Иван Свистунов - Жить и помнить
Бригада была интернациональной. В ее рядах сражались словацкие крестьяне, чешские рабочие, советские военнопленные, немецкие и австрийские антифашисты, английские и американские летчики, сбитые над Словакией. Интернациональным было и командование бригады: командир — чех, начальник штаба — русский, заместитель командира бригады и начальник разведки — украинец. Комиссаром бригады был я.
Нашей бригаде присвоили имя великого чешского патриота Яна Жижки. На вооружении у нас были автоматы, пулеметы, минометы. Но в арсенале бригады было оружие, которое страшило оккупантов сильнее мин и гранат, привлекало на ее сторону всех честных людей. Это оружие — слово правды, слово справедливой, непримиримой мести.
Однажды, когда я был еще комиссаром небольшого отряда, с одним бойцом мы приехали в село Валаска Бела. Узнав о появлении партизан, на площадь в центре села собралось все население. Я тогда был еще неопытным агитатором. Увидев перед собой столько ждущих, тревожных и любопытных человеческих глаз, смутился. Где найти самые важные, самые нужные слова, чтобы убедить крестьян взяться за оружие?
Вдруг в лесу за горой раздались очереди немецких пулеметов: очевидно, приближался отряд карателей. И я заговорил: «Братья! Сюда идут враги, чтобы убивать вас, убивать ваших жен и детей, как они уже убили десятки тысяч ни в чем не повинных мирных людей. Идемте с нами. Мы дадим вам оружие. Не позволим проклятым гитлеровцам топтать нашу прекрасную землю». В тот день наш отряд вырос на несколько сот бойцов…
С волнением говорил товарищ Стефан о бое у горы Янков Вершок. Здесь бригаду окружили гитлеровцы. Предстоял ожесточенный бой. Партизаны, идя на смерть, подавали заявления с просьбой принять их в Коммунистическую партию.
— Тех минут я не забуду до конца дней моих. Тогда мы дали партийную, партизанскую клятву: победить или умереть! И победили! Не выдержали фашисты нашего огня, бежали.

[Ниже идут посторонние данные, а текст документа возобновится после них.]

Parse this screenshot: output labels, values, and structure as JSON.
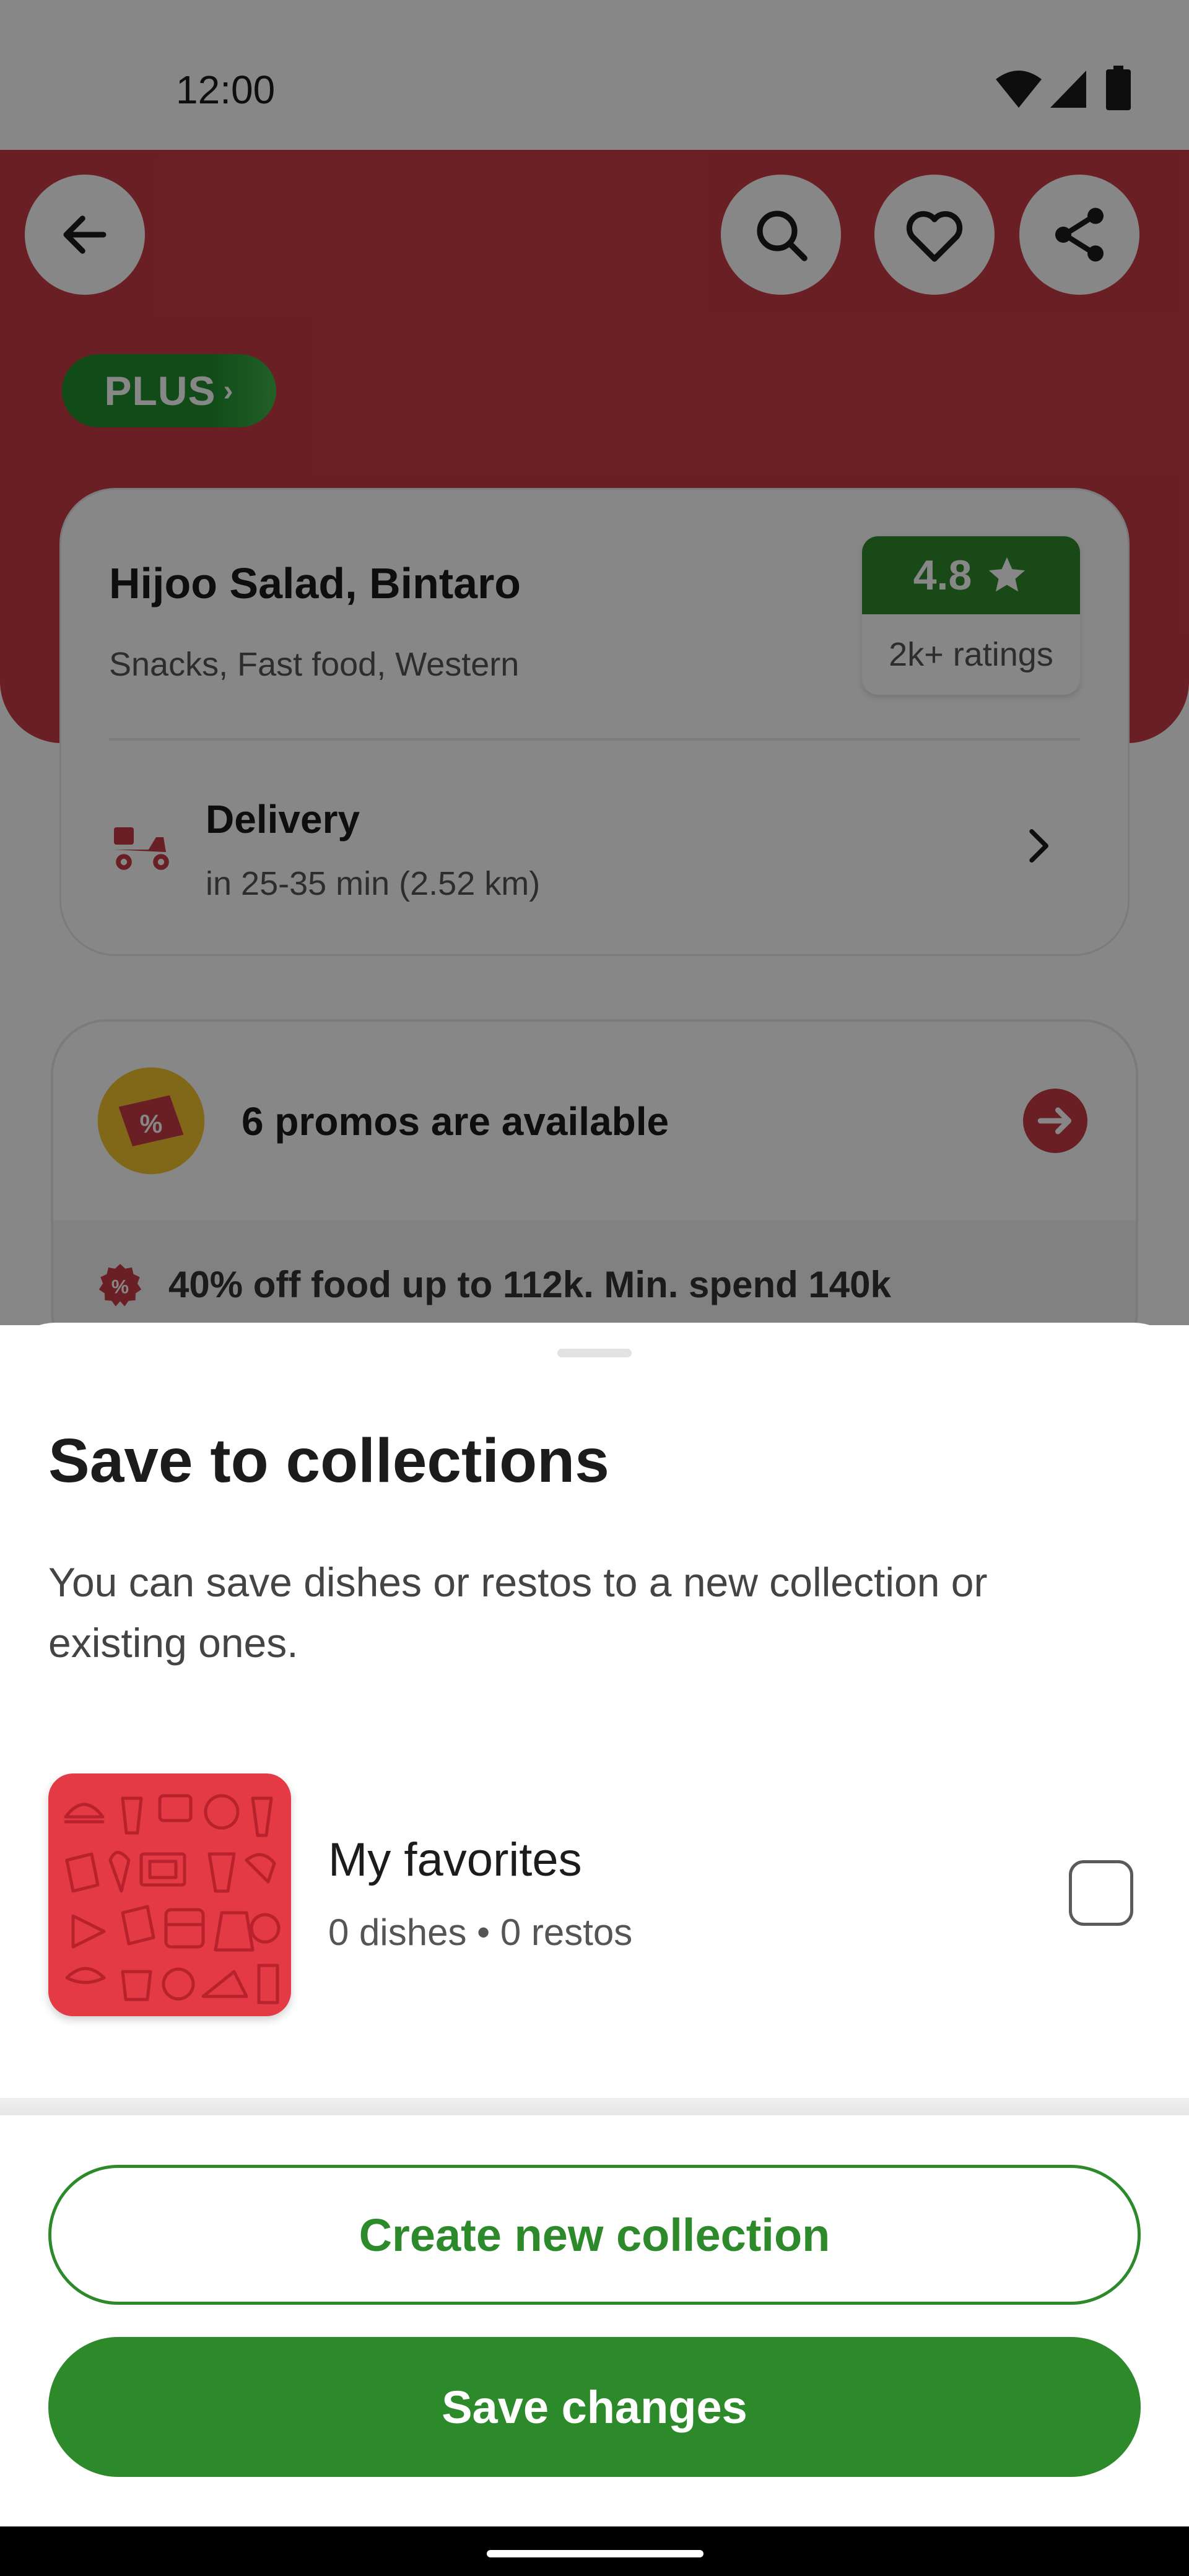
{
  "status_bar": {
    "time": "12:00"
  },
  "header": {
    "plus_badge": "PLUS",
    "back_icon": "arrow-left-icon",
    "search_icon": "search-icon",
    "favorite_icon": "heart-icon",
    "share_icon": "share-icon"
  },
  "restaurant": {
    "name": "Hijoo Salad, Bintaro",
    "cuisines": "Snacks, Fast food, Western",
    "rating": "4.8",
    "ratings_count": "2k+ ratings",
    "delivery_label": "Delivery",
    "delivery_time": "in 25-35 min (2.52 km)"
  },
  "promos": {
    "title": "6 promos are available",
    "first_promo": "40% off food up to 112k. Min. spend 140k"
  },
  "sheet": {
    "title": "Save to collections",
    "description": "You can save dishes or restos to a new collection or existing ones.",
    "collections": [
      {
        "name": "My favorites",
        "meta": "0 dishes • 0 restos",
        "checked": false
      }
    ],
    "create_button": "Create new collection",
    "save_button": "Save changes"
  },
  "colors": {
    "brand_red": "#c83c44",
    "brand_green": "#2d8a2b",
    "thumb_red": "#e43a45"
  }
}
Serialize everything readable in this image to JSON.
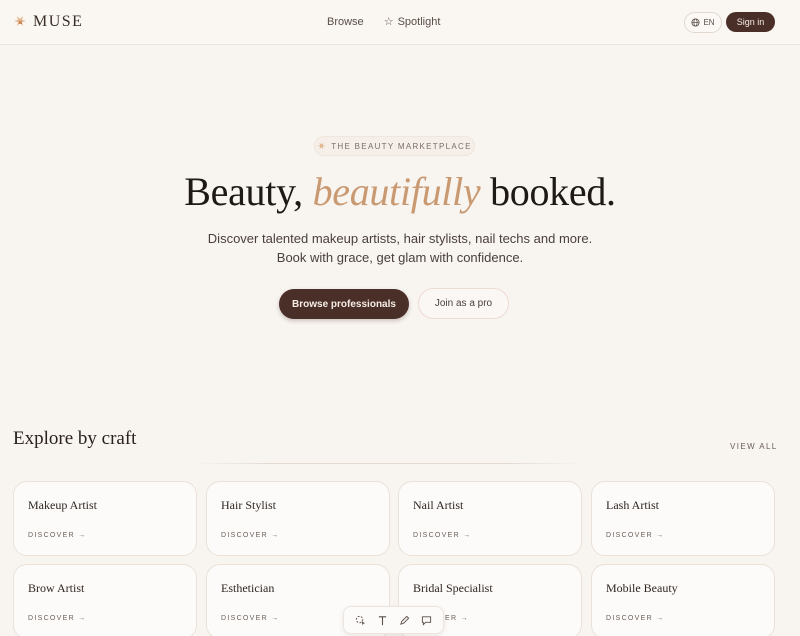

Товарищ Стефан замолчал. За окном под белой полной луной спал город. Горбатые крыши, темные окна, вымытый асфальт улиц. У ворот города, как исполинский медведь, прикорнула черная гора, поросшая щетиной леса.
После паузы товарищ Стефан указал на гору:
— Много наших бойцов осталось на той горе. Большой кровью платили мы за победу.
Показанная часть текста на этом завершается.